Saisir la femme : femme de chair/femme de rêve
à propos de Violence et passion (Luchino Visconti)
Le film de Luchino Visconti di Modrone, comte de Lonate Pozzolo, Violence et passion (Gruppo di famiglia in un interno), réalisé en 1974, par bien des aspects, révolutionne les relations matrimoniales, le genre (en examinant les conditionnements hétérosexualité/homosexualité), en introduisant dans la diégèse des personnages transgressifs, aux mœurs considérées comme décadentes.
Le film est pratiquement tourné en huis clos, à l’intérieur du palais romain d’un professeur à retraite (Burt Lancaster). L’intrigue est étrange : une famille inconnue surgit brusquement dans l’intimité de la magnifique demeure, qu’elle convoite, jusqu’à parvenir à s’y installer, perturbant ainsi le quotidien d’un homme esseulé, professeur et collectionneur.
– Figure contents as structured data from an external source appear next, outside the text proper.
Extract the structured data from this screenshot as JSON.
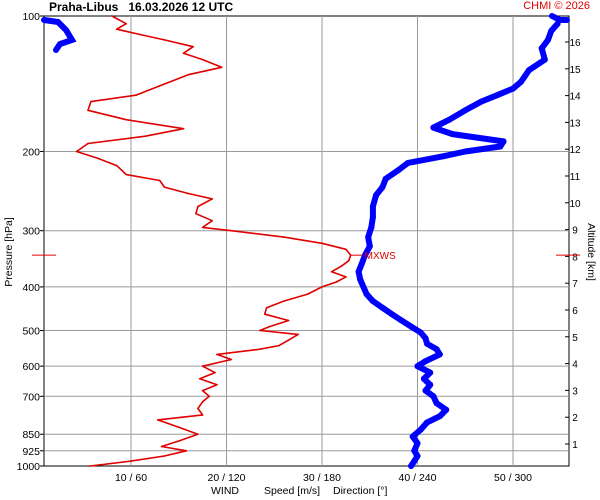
{
  "header": {
    "station": "Praha-Libus",
    "datetime": "16.03.2026 12 UTC",
    "copyright": "CHMI © 2026"
  },
  "colors": {
    "speed": "#e00000",
    "direction": "#0000ff",
    "grid": "#9a9a9a",
    "altitude_axis": "#0000cc"
  },
  "chart_data": {
    "type": "line",
    "left_axis": {
      "label": "Pressure [hPa]",
      "ticks": [
        100,
        200,
        300,
        400,
        500,
        600,
        700,
        850,
        925,
        1000
      ],
      "scale": "log",
      "range": [
        100,
        1000
      ]
    },
    "right_axis": {
      "label": "Altitude [km]",
      "ticks": [
        1,
        2,
        3,
        4,
        5,
        6,
        7,
        8,
        9,
        10,
        11,
        12,
        13,
        14,
        15,
        16
      ]
    },
    "x_axis": {
      "title": "WIND",
      "speed_label": "Speed [m/s]",
      "direction_label": "Direction [°]",
      "tick_labels": [
        "10 / 60",
        "20 / 120",
        "30 / 180",
        "40 / 240",
        "50 / 300"
      ],
      "speed_range": [
        0,
        55
      ],
      "direction_range": [
        0,
        330
      ]
    },
    "annotations": [
      {
        "text": "MXWS",
        "pressure": 340,
        "speed": 33
      }
    ],
    "series": [
      {
        "name": "Speed [m/s]",
        "unit": "m/s",
        "points": [
          {
            "p": 1000,
            "v": 5.7
          },
          {
            "p": 990,
            "v": 7.5
          },
          {
            "p": 975,
            "v": 10.0
          },
          {
            "p": 950,
            "v": 13.5
          },
          {
            "p": 925,
            "v": 15.8
          },
          {
            "p": 905,
            "v": 13.2
          },
          {
            "p": 880,
            "v": 15.0
          },
          {
            "p": 850,
            "v": 17.0
          },
          {
            "p": 820,
            "v": 15.0
          },
          {
            "p": 790,
            "v": 12.8
          },
          {
            "p": 770,
            "v": 17.5
          },
          {
            "p": 745,
            "v": 17.0
          },
          {
            "p": 720,
            "v": 17.5
          },
          {
            "p": 700,
            "v": 18.2
          },
          {
            "p": 680,
            "v": 17.5
          },
          {
            "p": 660,
            "v": 19.0
          },
          {
            "p": 640,
            "v": 17.2
          },
          {
            "p": 620,
            "v": 18.8
          },
          {
            "p": 600,
            "v": 17.5
          },
          {
            "p": 580,
            "v": 20.5
          },
          {
            "p": 565,
            "v": 19.0
          },
          {
            "p": 550,
            "v": 23.5
          },
          {
            "p": 540,
            "v": 25.5
          },
          {
            "p": 525,
            "v": 26.5
          },
          {
            "p": 510,
            "v": 27.5
          },
          {
            "p": 500,
            "v": 23.5
          },
          {
            "p": 490,
            "v": 24.5
          },
          {
            "p": 475,
            "v": 26.5
          },
          {
            "p": 460,
            "v": 24.0
          },
          {
            "p": 445,
            "v": 24.2
          },
          {
            "p": 430,
            "v": 26.0
          },
          {
            "p": 415,
            "v": 28.5
          },
          {
            "p": 400,
            "v": 30.0
          },
          {
            "p": 390,
            "v": 31.5
          },
          {
            "p": 380,
            "v": 32.5
          },
          {
            "p": 370,
            "v": 31.0
          },
          {
            "p": 360,
            "v": 32.0
          },
          {
            "p": 350,
            "v": 32.8
          },
          {
            "p": 340,
            "v": 33.0
          },
          {
            "p": 330,
            "v": 32.5
          },
          {
            "p": 320,
            "v": 30.0
          },
          {
            "p": 310,
            "v": 26.0
          },
          {
            "p": 300,
            "v": 20.5
          },
          {
            "p": 295,
            "v": 17.5
          },
          {
            "p": 285,
            "v": 18.5
          },
          {
            "p": 275,
            "v": 16.8
          },
          {
            "p": 265,
            "v": 17.0
          },
          {
            "p": 255,
            "v": 18.5
          },
          {
            "p": 248,
            "v": 16.0
          },
          {
            "p": 240,
            "v": 13.5
          },
          {
            "p": 232,
            "v": 13.0
          },
          {
            "p": 225,
            "v": 9.5
          },
          {
            "p": 215,
            "v": 8.5
          },
          {
            "p": 207,
            "v": 6.5
          },
          {
            "p": 200,
            "v": 4.3
          },
          {
            "p": 192,
            "v": 5.5
          },
          {
            "p": 185,
            "v": 11.5
          },
          {
            "p": 178,
            "v": 15.5
          },
          {
            "p": 170,
            "v": 9.5
          },
          {
            "p": 162,
            "v": 5.5
          },
          {
            "p": 155,
            "v": 5.8
          },
          {
            "p": 150,
            "v": 10.5
          },
          {
            "p": 143,
            "v": 13.0
          },
          {
            "p": 135,
            "v": 16.0
          },
          {
            "p": 130,
            "v": 19.5
          },
          {
            "p": 125,
            "v": 17.5
          },
          {
            "p": 121,
            "v": 15.5
          },
          {
            "p": 117,
            "v": 16.5
          },
          {
            "p": 113,
            "v": 13.5
          },
          {
            "p": 110,
            "v": 11.0
          },
          {
            "p": 107,
            "v": 8.5
          },
          {
            "p": 104,
            "v": 9.5
          },
          {
            "p": 100,
            "v": 8.0
          }
        ]
      },
      {
        "name": "Direction [°]",
        "unit": "deg",
        "points": [
          {
            "p": 1000,
            "v": 236
          },
          {
            "p": 975,
            "v": 238
          },
          {
            "p": 950,
            "v": 240
          },
          {
            "p": 925,
            "v": 238
          },
          {
            "p": 890,
            "v": 240
          },
          {
            "p": 860,
            "v": 237
          },
          {
            "p": 830,
            "v": 242
          },
          {
            "p": 800,
            "v": 246
          },
          {
            "p": 775,
            "v": 254
          },
          {
            "p": 750,
            "v": 258
          },
          {
            "p": 725,
            "v": 252
          },
          {
            "p": 700,
            "v": 250
          },
          {
            "p": 680,
            "v": 245
          },
          {
            "p": 660,
            "v": 248
          },
          {
            "p": 640,
            "v": 244
          },
          {
            "p": 620,
            "v": 248
          },
          {
            "p": 600,
            "v": 240
          },
          {
            "p": 585,
            "v": 245
          },
          {
            "p": 565,
            "v": 254
          },
          {
            "p": 550,
            "v": 252
          },
          {
            "p": 535,
            "v": 246
          },
          {
            "p": 520,
            "v": 245
          },
          {
            "p": 505,
            "v": 242
          },
          {
            "p": 490,
            "v": 236
          },
          {
            "p": 475,
            "v": 230
          },
          {
            "p": 460,
            "v": 224
          },
          {
            "p": 445,
            "v": 218
          },
          {
            "p": 430,
            "v": 212
          },
          {
            "p": 415,
            "v": 208
          },
          {
            "p": 400,
            "v": 206
          },
          {
            "p": 385,
            "v": 204
          },
          {
            "p": 370,
            "v": 203
          },
          {
            "p": 355,
            "v": 205
          },
          {
            "p": 340,
            "v": 207
          },
          {
            "p": 325,
            "v": 210
          },
          {
            "p": 310,
            "v": 209
          },
          {
            "p": 295,
            "v": 211
          },
          {
            "p": 280,
            "v": 212
          },
          {
            "p": 265,
            "v": 212
          },
          {
            "p": 250,
            "v": 214
          },
          {
            "p": 240,
            "v": 218
          },
          {
            "p": 230,
            "v": 220
          },
          {
            "p": 220,
            "v": 228
          },
          {
            "p": 212,
            "v": 234
          },
          {
            "p": 205,
            "v": 256
          },
          {
            "p": 200,
            "v": 270
          },
          {
            "p": 195,
            "v": 292
          },
          {
            "p": 190,
            "v": 294
          },
          {
            "p": 183,
            "v": 262
          },
          {
            "p": 177,
            "v": 250
          },
          {
            "p": 170,
            "v": 260
          },
          {
            "p": 162,
            "v": 270
          },
          {
            "p": 155,
            "v": 280
          },
          {
            "p": 150,
            "v": 290
          },
          {
            "p": 145,
            "v": 300
          },
          {
            "p": 140,
            "v": 305
          },
          {
            "p": 132,
            "v": 310
          },
          {
            "p": 125,
            "v": 320
          },
          {
            "p": 118,
            "v": 318
          },
          {
            "p": 113,
            "v": 322
          },
          {
            "p": 108,
            "v": 324
          },
          {
            "p": 104,
            "v": 328
          }
        ]
      }
    ]
  }
}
L’arrivée imprévue, intrusive, de Bianca Brumonti (Silvana Mangano), richissime épouse d’un industriel d’extrême droite, qui entretient un jeune éphèbe en âge d’être son fil, Konrad Hübel (Helmut Berger), de sa fille Lietta (Claudia Marsani) et du fiancé de celle-ci, Stefano (Stefano Patrizi), va interrompre la tranquille vie du professeur. Ce fracas disruptif va peu à peu le pousser dans ses retranchements intimes, bousculer sa routine, le sortir de sa léthargie.
Dans ce monde confiné, une sorte de cabinet de curiosité somptueux, que le professeur habite sans doute depuis très longtemps, l’entrée trépidante de l’insolente Bianca, manifeste une transgression — une infraction au code de la bienséance et des conventions bourgeoises. Belle, sur le qui-vive, émotive, Bianca Brumonti est présentée comme une extraordinaire fleur de serre, vénéneuse, unique, passionnée — voire le zoom sur son visage quand elle fume, élégamment. Parée de bijoux Bulgari, ceinte de fourrures Fendi, le corps svelte (et d’ailleurs, jamais découvert), mis en valeur dans des robes de haute couture, l’épouse-amante est, malgré son mariage raté, ses désillusions, bien vivante — une femme de chair.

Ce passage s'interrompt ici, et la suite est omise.